Question

Overall changes in volume and radii of a uniform cylindrical steel wire are 0.2% and 0.002% respectively when subjected to some suitable force. Longitudinal tensile stress acting on the wire is :- (Y = 2.0 × 10¹¹ Nm⁻²)

• A. 3.2 × 10⁹ Nm⁻²
• B. 3.2 × 10⁷ Nm⁻²
• C. 3.6 × 10⁹ Nm⁻²
• D. 3.9 × 10⁸ Nm⁻²

Answer 1

Answer: (D)

3.9 × 10⁸ Nm⁻²

Answer 2

Let the original length of the wire be $L$, and the original radius be $r$. The original volume is $V = \pi r^2 L$. When subjected to a tensile force, the length increases by $\Delta L$ and the radius decreases by $\Delta r$. The longitudinal strain is $\epsilon_L = \frac{\Delta L}{L}$. The radial strain is $\epsilon_r = \frac{\Delta r}{r}$. For tensile stress, the radius decreases, so $\epsilon_r$ is negative.

The volume change can be related to the strains. Taking the natural logarithm of the volume formula: $\ln V = \ln(\pi r^2 L) = \ln \pi + 2 \ln r + \ln L$ Differentiating with respect to small changes: $\frac{dV}{V} = 2 \frac{dr}{r} + \frac{dL}{L}$ For small strains, this can be written as: $\frac{\Delta V}{V} \approx 2 \epsilon_r + \epsilon_L$

The problem states that the overall changes in volume and radii are 0.2% and 0.002% respectively. It is most consistent to interpret the longitudinal strain $\epsilon_L$ as $0.2\%$ and the radial strain $\epsilon_r$ as $-0.002\%$.

If $\epsilon_L = 0.2\% = 0.002$ and $\epsilon_r = -0.002\% = -0.00002$: The implied volume change is $\frac{\Delta V}{V} = \epsilon_L + 2\epsilon_r = 0.002 + 2(-0.00002) = 0.002 - 0.00004 = 0.00196$, which is $0.196\%$. This is very close to the stated $0.2\%$.

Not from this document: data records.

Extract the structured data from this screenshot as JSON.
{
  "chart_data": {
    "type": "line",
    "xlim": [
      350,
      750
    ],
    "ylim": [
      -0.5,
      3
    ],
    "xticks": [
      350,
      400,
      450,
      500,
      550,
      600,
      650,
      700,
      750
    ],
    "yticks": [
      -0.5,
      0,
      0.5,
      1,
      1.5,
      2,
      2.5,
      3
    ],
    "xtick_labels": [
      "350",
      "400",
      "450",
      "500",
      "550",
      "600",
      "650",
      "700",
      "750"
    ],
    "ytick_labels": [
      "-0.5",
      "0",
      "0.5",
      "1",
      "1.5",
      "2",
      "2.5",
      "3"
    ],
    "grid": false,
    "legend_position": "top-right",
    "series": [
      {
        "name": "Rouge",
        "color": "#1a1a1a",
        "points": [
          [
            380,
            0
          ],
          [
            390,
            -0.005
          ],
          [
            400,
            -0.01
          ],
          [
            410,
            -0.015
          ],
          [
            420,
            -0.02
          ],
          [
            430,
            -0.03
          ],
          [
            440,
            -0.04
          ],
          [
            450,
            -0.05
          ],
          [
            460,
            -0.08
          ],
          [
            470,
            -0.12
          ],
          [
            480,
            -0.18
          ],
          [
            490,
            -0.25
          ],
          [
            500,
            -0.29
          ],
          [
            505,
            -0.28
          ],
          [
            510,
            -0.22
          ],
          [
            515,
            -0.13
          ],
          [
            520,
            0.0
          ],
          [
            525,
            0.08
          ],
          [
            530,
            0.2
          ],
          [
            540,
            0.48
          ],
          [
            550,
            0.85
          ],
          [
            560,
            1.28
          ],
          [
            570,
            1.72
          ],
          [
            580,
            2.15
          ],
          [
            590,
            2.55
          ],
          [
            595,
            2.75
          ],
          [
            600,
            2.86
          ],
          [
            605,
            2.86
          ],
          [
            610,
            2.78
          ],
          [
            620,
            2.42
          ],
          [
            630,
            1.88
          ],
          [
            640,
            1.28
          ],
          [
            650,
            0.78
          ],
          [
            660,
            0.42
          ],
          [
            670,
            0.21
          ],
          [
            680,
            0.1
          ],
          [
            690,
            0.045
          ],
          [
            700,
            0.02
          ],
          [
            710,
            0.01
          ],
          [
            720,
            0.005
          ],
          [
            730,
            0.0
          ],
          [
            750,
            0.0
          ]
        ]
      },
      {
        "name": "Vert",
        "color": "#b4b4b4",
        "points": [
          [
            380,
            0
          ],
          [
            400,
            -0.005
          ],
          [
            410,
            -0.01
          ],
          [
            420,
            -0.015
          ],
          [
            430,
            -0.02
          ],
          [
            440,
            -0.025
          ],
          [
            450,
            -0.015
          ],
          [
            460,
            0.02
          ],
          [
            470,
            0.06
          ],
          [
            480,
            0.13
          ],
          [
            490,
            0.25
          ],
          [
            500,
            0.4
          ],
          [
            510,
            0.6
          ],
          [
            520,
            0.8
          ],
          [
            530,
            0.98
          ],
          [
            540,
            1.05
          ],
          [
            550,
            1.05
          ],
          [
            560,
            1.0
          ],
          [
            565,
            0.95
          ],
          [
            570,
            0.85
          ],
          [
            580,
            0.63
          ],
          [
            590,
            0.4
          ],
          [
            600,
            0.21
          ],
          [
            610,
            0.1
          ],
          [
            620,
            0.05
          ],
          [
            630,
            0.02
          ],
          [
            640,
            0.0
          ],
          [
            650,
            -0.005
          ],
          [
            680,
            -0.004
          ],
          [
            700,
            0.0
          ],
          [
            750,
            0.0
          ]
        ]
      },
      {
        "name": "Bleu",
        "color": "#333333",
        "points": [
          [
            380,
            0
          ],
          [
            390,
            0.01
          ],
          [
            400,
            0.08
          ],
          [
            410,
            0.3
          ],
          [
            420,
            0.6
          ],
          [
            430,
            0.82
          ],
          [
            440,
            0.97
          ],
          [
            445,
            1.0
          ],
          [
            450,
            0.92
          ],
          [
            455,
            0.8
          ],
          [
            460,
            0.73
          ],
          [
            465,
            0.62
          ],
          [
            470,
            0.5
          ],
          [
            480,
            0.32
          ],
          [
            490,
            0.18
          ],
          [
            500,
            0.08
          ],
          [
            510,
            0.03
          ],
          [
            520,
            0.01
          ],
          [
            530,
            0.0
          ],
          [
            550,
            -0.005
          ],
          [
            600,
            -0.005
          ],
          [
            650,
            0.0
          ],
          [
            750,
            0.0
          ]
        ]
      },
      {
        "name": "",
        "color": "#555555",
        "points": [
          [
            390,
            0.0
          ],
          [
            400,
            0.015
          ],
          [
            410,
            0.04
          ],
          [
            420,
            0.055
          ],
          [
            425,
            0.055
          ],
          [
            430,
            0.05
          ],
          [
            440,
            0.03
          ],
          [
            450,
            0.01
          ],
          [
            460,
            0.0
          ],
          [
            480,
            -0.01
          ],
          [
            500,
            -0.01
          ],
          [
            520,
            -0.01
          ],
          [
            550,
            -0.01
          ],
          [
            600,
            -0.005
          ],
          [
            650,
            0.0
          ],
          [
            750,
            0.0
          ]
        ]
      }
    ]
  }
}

The longitudinal tensile stress ($\sigma$) is given by Young's modulus ($Y$) and longitudinal strain ($\epsilon_L$): $\sigma = Y \times \epsilon_L$ Given $Y = 2.0 \times 10^{11} \text{ Nm}^{-2}$ and $\epsilon_L = 0.002$: $\sigma = (2.0 \times 10^{11} \text{ Nm}^{-2}) \times (0.002)$ $\sigma = 4.0 \times 10^8 \text{ Nm}^{-2}$

This calculated value ($4.0 \times 10^8 \text{ Nm}^{-2}$) is closest to option (D) $3.9 \times 10^8 \text{ Nm}^{-2}$. Let's check if option (D) is consistent: If $\sigma = 3.9 \times 10^8 \text{ Nm}^{-2}$, then $\epsilon_L = \frac{\sigma}{Y} = \frac{3.9 \times 10^8}{2.0 \times 10^{11}} = 1.95 \times 10^{-3} = 0.00195$. This is $0.195\%$, very close to $0.2\%$. With $\epsilon_r = -0.00002$, the volume change would be $\frac{\Delta V}{V} = 0.00195 + 2(-0.00002) = 0.00195 - 0.00004 = 0.00191$, or $0.191\%$, which is also close to $0.2\%$. Therefore, option (D) is the most appropriate answer.